Very interesting review here of a book, Margaret Wright’s JUDICIAL DECISION MAKING IN CHILD SEXUAL ABUSE CASES, that examines how judges in Canada decide child sex abuse cases, specifically the factors that seem to be at play in their rationalizations of their decisions. Uses trial transcripts including apparently at sentencing to see what was emphasized and what differed from judge to judge, which is a methodology we argued in WI might be a better or supplemental alternative to the strict statistical analysis that drives our understanding of how decisions are made. The entire review is long but worth it. Here are a few quotes to get you to click on the link:
. . . Employing both quantitative and qualitative methods in her analysis, Wright found a surprising degree of variability in the outcomes of the cases she examined. Seeking to account for these variations, she then went about systematically deconstructing the processes by which child sexual abuse cases were shaped by the presiding judges. “Is it possible,” she asked, “in an examination of judicial reasoning to get some clues about factors considered important in the process of sentencing?” (p.29). Chapters Three through Six analyze the ways in which judges construct and then weigh the categories of offenses, offenders, victims, and the professional experts who provide extra-legal reports to the court. Wright reads the trial transcripts closely, with particular attention to the language judges employ when rationalizing the mitigating and aggravating circumstances affecting their sentencing determinations. Many times the relevant factual variables are quite similar across cases and thus the judges’ subjective constructions of these categories prove to be the key factors explaining the [*12] variation in the outcomes.

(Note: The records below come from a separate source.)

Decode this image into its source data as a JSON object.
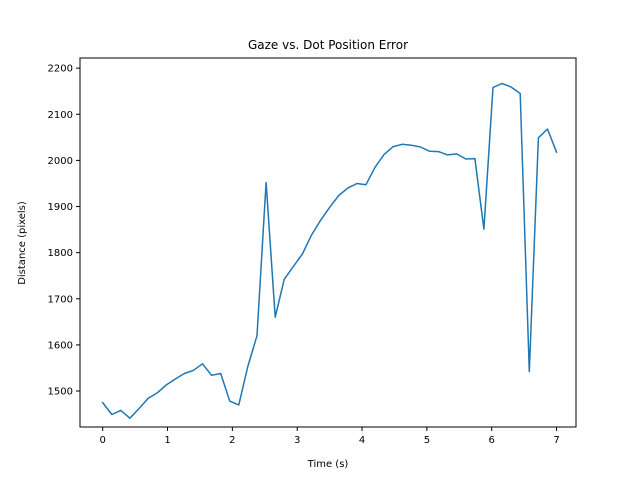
{
  "chart_data": {
    "type": "line",
    "title": "Gaze vs. Dot Position Error",
    "xlabel": "Time (s)",
    "ylabel": "Distance (pixels)",
    "xlim": [
      -0.35,
      7.3
    ],
    "ylim": [
      1422,
      2222
    ],
    "xticks": [
      0,
      1,
      2,
      3,
      4,
      5,
      6,
      7
    ],
    "yticks": [
      1500,
      1600,
      1700,
      1800,
      1900,
      2000,
      2100,
      2200
    ],
    "grid": false,
    "legend": "none",
    "series": [
      {
        "color": "#1f77b4",
        "x": [
          0.0,
          0.14,
          0.28,
          0.42,
          0.56,
          0.7,
          0.84,
          0.98,
          1.12,
          1.26,
          1.4,
          1.54,
          1.68,
          1.82,
          1.96,
          2.1,
          2.24,
          2.38,
          2.52,
          2.66,
          2.8,
          2.94,
          3.08,
          3.22,
          3.36,
          3.5,
          3.64,
          3.78,
          3.92,
          4.06,
          4.2,
          4.34,
          4.48,
          4.62,
          4.76,
          4.9,
          5.04,
          5.18,
          5.32,
          5.46,
          5.6,
          5.74,
          5.88,
          6.02,
          6.16,
          6.3,
          6.44,
          6.58,
          6.72,
          6.86,
          7.0
        ],
        "y": [
          1475,
          1449,
          1458,
          1441,
          1462,
          1484,
          1496,
          1513,
          1526,
          1538,
          1545,
          1559,
          1534,
          1538,
          1478,
          1470,
          1554,
          1620,
          1952,
          1660,
          1742,
          1770,
          1797,
          1838,
          1870,
          1898,
          1924,
          1940,
          1950,
          1947,
          1985,
          2013,
          2030,
          2035,
          2033,
          2029,
          2020,
          2019,
          2012,
          2014,
          2003,
          2004,
          1851,
          2158,
          2167,
          2159,
          2145,
          1542,
          2049,
          2068,
          2018
        ]
      }
    ]
  }
}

One of Wright’s key findings here is that the courts place a disproportionate amount of importance on whether penetration of the victim by the offender’s penis took place. Judges consistently regarded crimes to be less heinous if no such penetration occurred (or the penetration was by something other than a penis), even when victims were very young, or the abuse occurred over a long period of time, or reports indicated a great deal of suffering on the part of the victim. The technical preservation of female virginity, apparently, is a foremost consideration of the courts.
In Chapter Four Wright discusses a phenomenon she calls the “understandable offender.” While the social science literature demonstrates that rapists often reframe their own acts in terms of socially acceptable behavior, Wright finds that many times the courts also rationalized offenders’ actions when describing factors that mitigated against imposing the maximum sentence. Sometimes, Wright asserts, this rationalization was so extreme that it completely overshadowed the crime itself. Judges were shown, for example, to accept as a given that an offender’s alienation from sexual relations with his wife (because, for example, she was pregnant) made forcing sex upon a child in the household somehow more understandable.
But in actuality the high cost of sexual abuse to child victims is frequently of little consideration to the court. Wright makes the astute observation that judges often comment upon the need to remain free of the emotional impact of victims’ stories when they make sentencing considerations, while at the same time appearing oblivious to the value judgments they make when they choose to disregard a victim’s obvious suffering.
She accepts the notion put forward by social scientists Conrad and Schneider (1992) that the increasing “medicalization” of deviance has served to absolve offenders of total responsibility for their behavior; courts consider them to be “sick” and in need of “treatment” rather than criminals who must pay for their crimes and stopped from harming others. Reports submitted to the courts from psychiatrists and psychologists routinely assert the pathology of the offender, sometimes basing their diagnoses on an unquestioning acceptance of an offender’s own accounts of his behavior.
Like the reviewer, I’m not sure how much of this carries over to US courts, but it does have a somewhat familiar ring and will be useful across a range of disciplines. And I would add the importance of the methodology and the evidence that it can be fruitful across case and offense types, too, for commissions, academics, or anyone else trying to get a better handle on the factors at work in deciding sentences.